Distributors are also playing their part in developing this channel ecosystem (see sidebar). Fred Cuen, senior vice president and general manager of Avnet Hall-Mark's IBM business unit, based in San Antonio, is trying to shoulder some marketing and other infrastructure costs in order to speed partnering. "We're trying to create a bridge for partners to walk across without the need to make the entire investment," Cuen said, adding that Avnet is actively profiling the capabilities of its partner base and then matching them with specific ISVs that meet their needs.

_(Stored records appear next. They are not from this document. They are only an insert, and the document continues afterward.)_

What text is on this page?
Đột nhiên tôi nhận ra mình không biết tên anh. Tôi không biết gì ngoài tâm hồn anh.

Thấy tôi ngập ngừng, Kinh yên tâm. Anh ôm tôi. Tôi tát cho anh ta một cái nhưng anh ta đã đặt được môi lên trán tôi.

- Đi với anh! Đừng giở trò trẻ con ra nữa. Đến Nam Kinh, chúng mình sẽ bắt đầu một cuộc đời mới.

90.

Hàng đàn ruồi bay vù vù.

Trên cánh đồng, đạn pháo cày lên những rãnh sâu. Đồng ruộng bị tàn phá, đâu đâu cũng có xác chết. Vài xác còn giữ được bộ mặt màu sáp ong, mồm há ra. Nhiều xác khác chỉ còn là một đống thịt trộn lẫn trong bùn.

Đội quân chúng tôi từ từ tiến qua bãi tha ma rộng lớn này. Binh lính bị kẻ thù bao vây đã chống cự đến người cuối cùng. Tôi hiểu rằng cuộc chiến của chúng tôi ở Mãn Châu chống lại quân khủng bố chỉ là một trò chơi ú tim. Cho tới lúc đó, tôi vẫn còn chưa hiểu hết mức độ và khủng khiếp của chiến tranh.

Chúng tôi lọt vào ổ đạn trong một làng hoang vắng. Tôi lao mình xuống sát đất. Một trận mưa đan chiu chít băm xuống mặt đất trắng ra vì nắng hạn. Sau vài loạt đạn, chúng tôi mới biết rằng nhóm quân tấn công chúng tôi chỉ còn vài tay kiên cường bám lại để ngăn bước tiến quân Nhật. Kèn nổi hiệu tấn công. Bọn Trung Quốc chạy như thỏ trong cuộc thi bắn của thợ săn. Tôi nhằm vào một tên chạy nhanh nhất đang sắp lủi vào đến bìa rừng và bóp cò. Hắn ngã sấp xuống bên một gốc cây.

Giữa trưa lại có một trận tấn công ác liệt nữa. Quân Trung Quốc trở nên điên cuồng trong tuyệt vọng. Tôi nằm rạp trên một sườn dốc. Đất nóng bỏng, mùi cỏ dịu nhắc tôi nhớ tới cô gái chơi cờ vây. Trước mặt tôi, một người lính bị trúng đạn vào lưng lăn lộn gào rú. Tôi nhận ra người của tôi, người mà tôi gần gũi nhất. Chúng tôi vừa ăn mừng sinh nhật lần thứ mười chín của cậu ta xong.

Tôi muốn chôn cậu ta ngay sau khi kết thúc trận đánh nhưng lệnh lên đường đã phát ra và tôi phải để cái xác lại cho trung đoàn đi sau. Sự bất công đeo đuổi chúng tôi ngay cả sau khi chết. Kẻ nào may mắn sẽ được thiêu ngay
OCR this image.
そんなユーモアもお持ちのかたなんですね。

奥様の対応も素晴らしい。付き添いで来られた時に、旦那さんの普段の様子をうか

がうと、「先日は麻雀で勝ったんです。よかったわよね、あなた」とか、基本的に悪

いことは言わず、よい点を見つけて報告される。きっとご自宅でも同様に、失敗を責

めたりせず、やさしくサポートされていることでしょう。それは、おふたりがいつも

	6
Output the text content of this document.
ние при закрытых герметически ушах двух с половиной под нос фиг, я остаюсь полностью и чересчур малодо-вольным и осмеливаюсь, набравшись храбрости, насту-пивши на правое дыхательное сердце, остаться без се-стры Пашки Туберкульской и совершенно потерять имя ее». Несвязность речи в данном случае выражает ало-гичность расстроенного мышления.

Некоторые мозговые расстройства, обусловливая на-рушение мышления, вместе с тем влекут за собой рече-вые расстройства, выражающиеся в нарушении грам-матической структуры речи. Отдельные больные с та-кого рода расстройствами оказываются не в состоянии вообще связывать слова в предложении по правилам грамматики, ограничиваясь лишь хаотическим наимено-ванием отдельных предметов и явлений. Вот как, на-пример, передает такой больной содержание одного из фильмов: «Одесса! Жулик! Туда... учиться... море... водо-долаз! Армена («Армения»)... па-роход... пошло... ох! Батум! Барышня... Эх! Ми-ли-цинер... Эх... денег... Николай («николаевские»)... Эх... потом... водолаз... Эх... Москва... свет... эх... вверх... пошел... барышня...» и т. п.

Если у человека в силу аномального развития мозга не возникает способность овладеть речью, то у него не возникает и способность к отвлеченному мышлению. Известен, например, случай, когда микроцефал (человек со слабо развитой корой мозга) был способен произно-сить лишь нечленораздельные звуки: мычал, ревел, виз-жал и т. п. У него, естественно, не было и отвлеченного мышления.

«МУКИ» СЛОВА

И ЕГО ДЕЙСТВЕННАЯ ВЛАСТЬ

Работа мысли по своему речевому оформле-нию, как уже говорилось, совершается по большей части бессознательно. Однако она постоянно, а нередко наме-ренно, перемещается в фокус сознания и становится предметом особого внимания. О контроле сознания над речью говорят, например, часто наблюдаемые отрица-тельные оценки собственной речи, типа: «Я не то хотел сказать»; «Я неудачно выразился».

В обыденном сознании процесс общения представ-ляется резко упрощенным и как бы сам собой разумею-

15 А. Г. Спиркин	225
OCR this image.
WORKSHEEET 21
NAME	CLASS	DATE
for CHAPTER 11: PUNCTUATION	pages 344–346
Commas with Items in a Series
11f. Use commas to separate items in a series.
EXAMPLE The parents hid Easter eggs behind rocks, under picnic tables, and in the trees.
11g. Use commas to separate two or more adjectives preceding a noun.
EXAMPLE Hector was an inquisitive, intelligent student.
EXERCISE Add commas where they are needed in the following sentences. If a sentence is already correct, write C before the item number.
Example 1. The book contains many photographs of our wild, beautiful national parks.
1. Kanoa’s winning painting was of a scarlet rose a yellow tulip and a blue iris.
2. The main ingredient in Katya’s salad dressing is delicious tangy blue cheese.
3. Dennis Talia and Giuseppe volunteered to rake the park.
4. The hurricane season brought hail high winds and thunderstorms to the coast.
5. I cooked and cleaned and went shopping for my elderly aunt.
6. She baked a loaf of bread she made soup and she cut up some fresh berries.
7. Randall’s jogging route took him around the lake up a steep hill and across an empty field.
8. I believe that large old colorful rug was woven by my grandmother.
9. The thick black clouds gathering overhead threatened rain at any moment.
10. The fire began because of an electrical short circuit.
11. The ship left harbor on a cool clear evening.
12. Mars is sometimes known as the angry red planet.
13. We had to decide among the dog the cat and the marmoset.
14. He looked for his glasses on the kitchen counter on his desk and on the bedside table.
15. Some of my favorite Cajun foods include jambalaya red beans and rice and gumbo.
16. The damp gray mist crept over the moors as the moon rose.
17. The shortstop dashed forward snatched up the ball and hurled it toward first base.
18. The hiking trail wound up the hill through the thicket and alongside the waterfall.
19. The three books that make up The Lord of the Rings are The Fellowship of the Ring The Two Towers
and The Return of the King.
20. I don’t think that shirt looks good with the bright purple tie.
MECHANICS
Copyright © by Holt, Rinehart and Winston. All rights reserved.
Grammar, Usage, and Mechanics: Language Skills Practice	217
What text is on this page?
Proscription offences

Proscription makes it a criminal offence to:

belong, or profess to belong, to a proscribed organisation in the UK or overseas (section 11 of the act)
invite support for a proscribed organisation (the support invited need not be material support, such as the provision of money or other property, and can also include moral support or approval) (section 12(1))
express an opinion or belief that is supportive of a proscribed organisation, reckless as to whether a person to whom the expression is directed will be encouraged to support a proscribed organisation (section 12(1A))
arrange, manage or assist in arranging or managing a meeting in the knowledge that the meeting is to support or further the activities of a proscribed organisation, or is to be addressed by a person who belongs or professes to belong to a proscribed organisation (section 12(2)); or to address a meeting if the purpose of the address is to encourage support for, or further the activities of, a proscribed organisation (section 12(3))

Eric Williams, executive vice president of Arrow Electronics' Support Net Division, Indianapolis, said, "Our budget for ISV initiatives is up about 300 percent this year." Support Net, for example, is hosting a conference next month that will bring together 30 solution providers with a group of Linux ISVs to match the capabilities of each and hopefully establish new partnerships, he said.

And Matt Reaves, vice president of software sales and marketing at Pioneer-Standard Electronics, Cleveland, said ISVs are coming to the distributor and asking them to help find quality solution providers in specific regions. "The ISVs are asking for us to help them get closer to the SMB market," he said.

Despite all of the focused activity around these partnerships, solution providers warned that even after they strike a deal with an ISV, the relationship can become stale if both parties don't continually strive to make it work or if there is a change in the conditions that made the partnership seem right in the beginning. In fact, many ISV-solution provider alliances fall apart because of benign neglect, said Sysix's Sheaffer.

"A lot of resellers sit there and think the ISV is going to give them opportunities, and the ISV sits there and thinks the reseller is going to feed them opportunities," he said. "If you are going to get married, you should [both] try to make it work."

STEVEN BURKE contributed to this story.